Boys Golf Program Head Scott Wood ’88 has been a member of the school’s athletic department for over 20 years, holding multiple positions coaching golf, football and basketball. Beyond that, Wood attended Harvard Boys School and participated on each of those teams as a player. Wood said attending Harvard School has allowed him to have a more meaningful connection with the students on his team.
“Luckily for me, I know what it is like to deal with the school and I know what sports means to different types of people,” Wood said. “I am very fortunate to have been pretty close with all my teams, all the kids, all the parents. [Having been a student here], there is something kind of soothing and therapeutic about being back and kind of helping some of the guys I coach get through stuff that was hard for me, or is just hard for your age in general.”
Wood said his experience coaching multiple sports has allowed him to use a variety of teaching methods.
“Coaching three different sports has been a highlight because they are all different,” Wood said. “In football, the kids get physically tired and drained and you kind of have to coach them to overcome that. Same with basketball. In golf, it is a technical sport, and it is not the physicality or speed, it is the mental preparation and game, which I love. Those are highlights for me, seeing kids that are always fighting to get better.”
Wood said a large part of being a coach is instilling self-assurance in his team and being a figure they can trust.
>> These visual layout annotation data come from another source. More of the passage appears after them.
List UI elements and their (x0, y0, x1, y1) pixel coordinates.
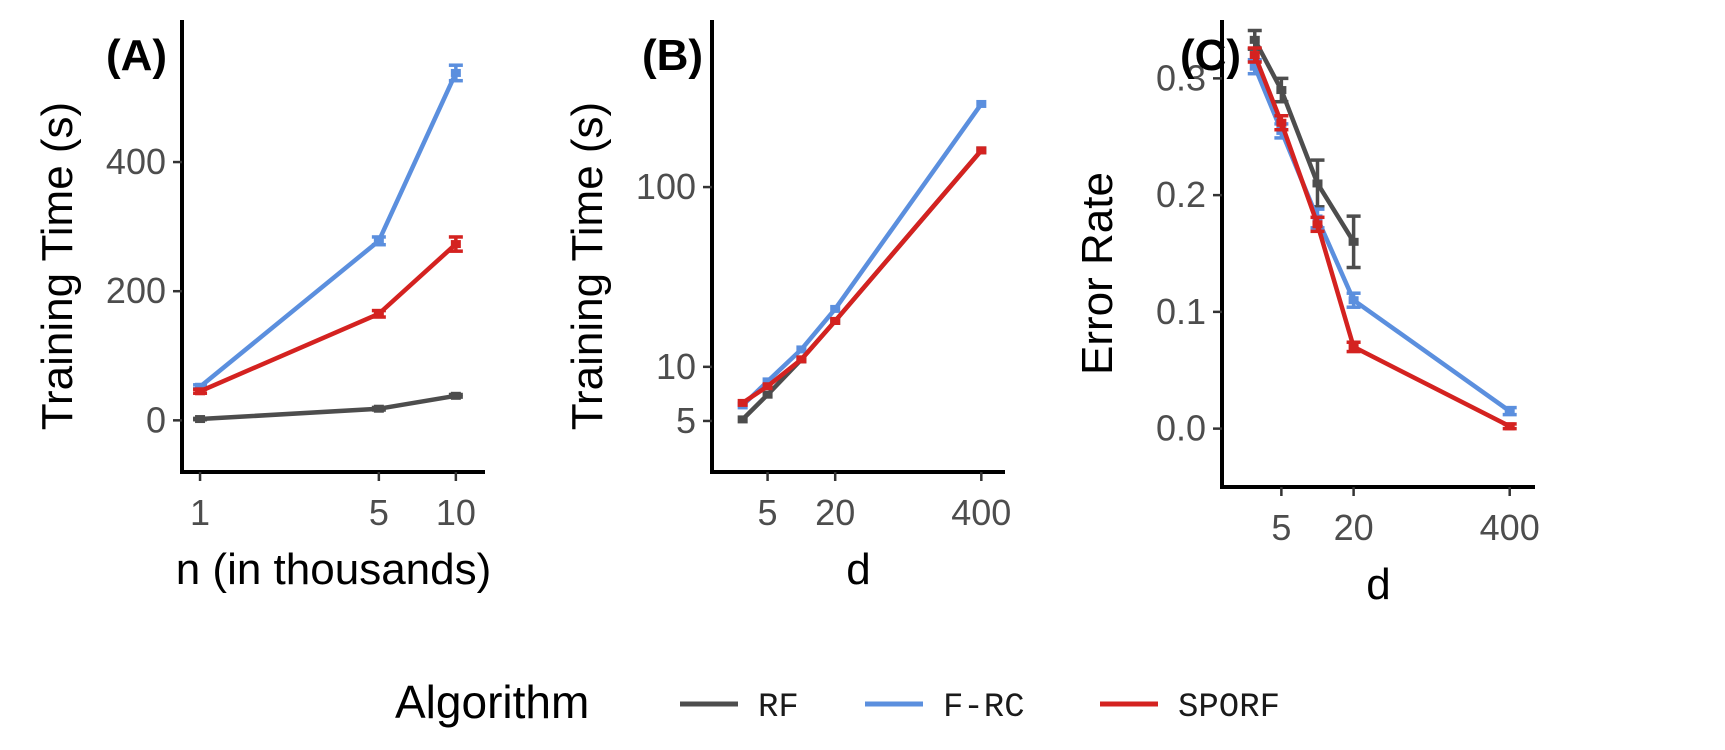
legend-label-rf: RF (758, 689, 799, 727)
x-axis-title: d (1366, 560, 1390, 609)
data-point (976, 146, 987, 155)
x-tick-label: 5 (369, 492, 389, 533)
legend-title: Algorithm (395, 676, 589, 728)
data-point (373, 236, 384, 245)
data-point (762, 377, 773, 386)
series-line (197, 70, 459, 390)
legend-label-f-rc: F-RC (943, 689, 1025, 727)
series-sporf (737, 146, 987, 407)
series-sporf (193, 235, 463, 396)
data-point (1348, 342, 1359, 351)
panel-label: (C) (1180, 31, 1241, 80)
data-point (1312, 220, 1323, 229)
data-point (373, 404, 384, 413)
data-point (1348, 237, 1359, 246)
series-f-rc (737, 99, 987, 410)
legend: Algorithm RF F-RC SPORF (395, 676, 1280, 728)
data-point (195, 382, 206, 391)
data-point (1249, 35, 1260, 44)
data-point (737, 415, 748, 424)
data-point (762, 390, 773, 399)
data-point (796, 355, 807, 364)
legend-label-sporf: SPORF (1178, 689, 1280, 727)
x-tick-label: 20 (1334, 507, 1374, 548)
data-point (830, 304, 841, 313)
data-point (1504, 407, 1515, 416)
data-point (1249, 62, 1260, 71)
x-axis-title: d (846, 545, 870, 594)
data-point (1276, 118, 1287, 127)
data-point (1504, 422, 1515, 431)
y-tick-label: 5 (676, 400, 696, 441)
series-line (740, 148, 984, 406)
y-tick-label: 0.2 (1156, 174, 1206, 215)
x-tick-label: 5 (758, 492, 778, 533)
panel-label: (B) (642, 31, 703, 80)
panel-b: 5 10 100 5 20 400 d Training Time (s) (B) (563, 20, 1011, 594)
y-axis-title: Training Time (s) (33, 102, 82, 430)
series-line (740, 101, 984, 408)
data-point (195, 415, 206, 424)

“I always try to give kids confidence in themselves, but not take credit for it,” Wood said. “You have to be able to present opportunities, let them choose to take them or not, and then it is theirs when it happens. It is really rewarding to see growth in the athletes and to deal with players that have had personal things that they confide in you for. As a coach, you get to kind of pay it forward and, if you do a decent job, you will always have a group of people that went through the experience with you. It is a lifetime of shared experiences.”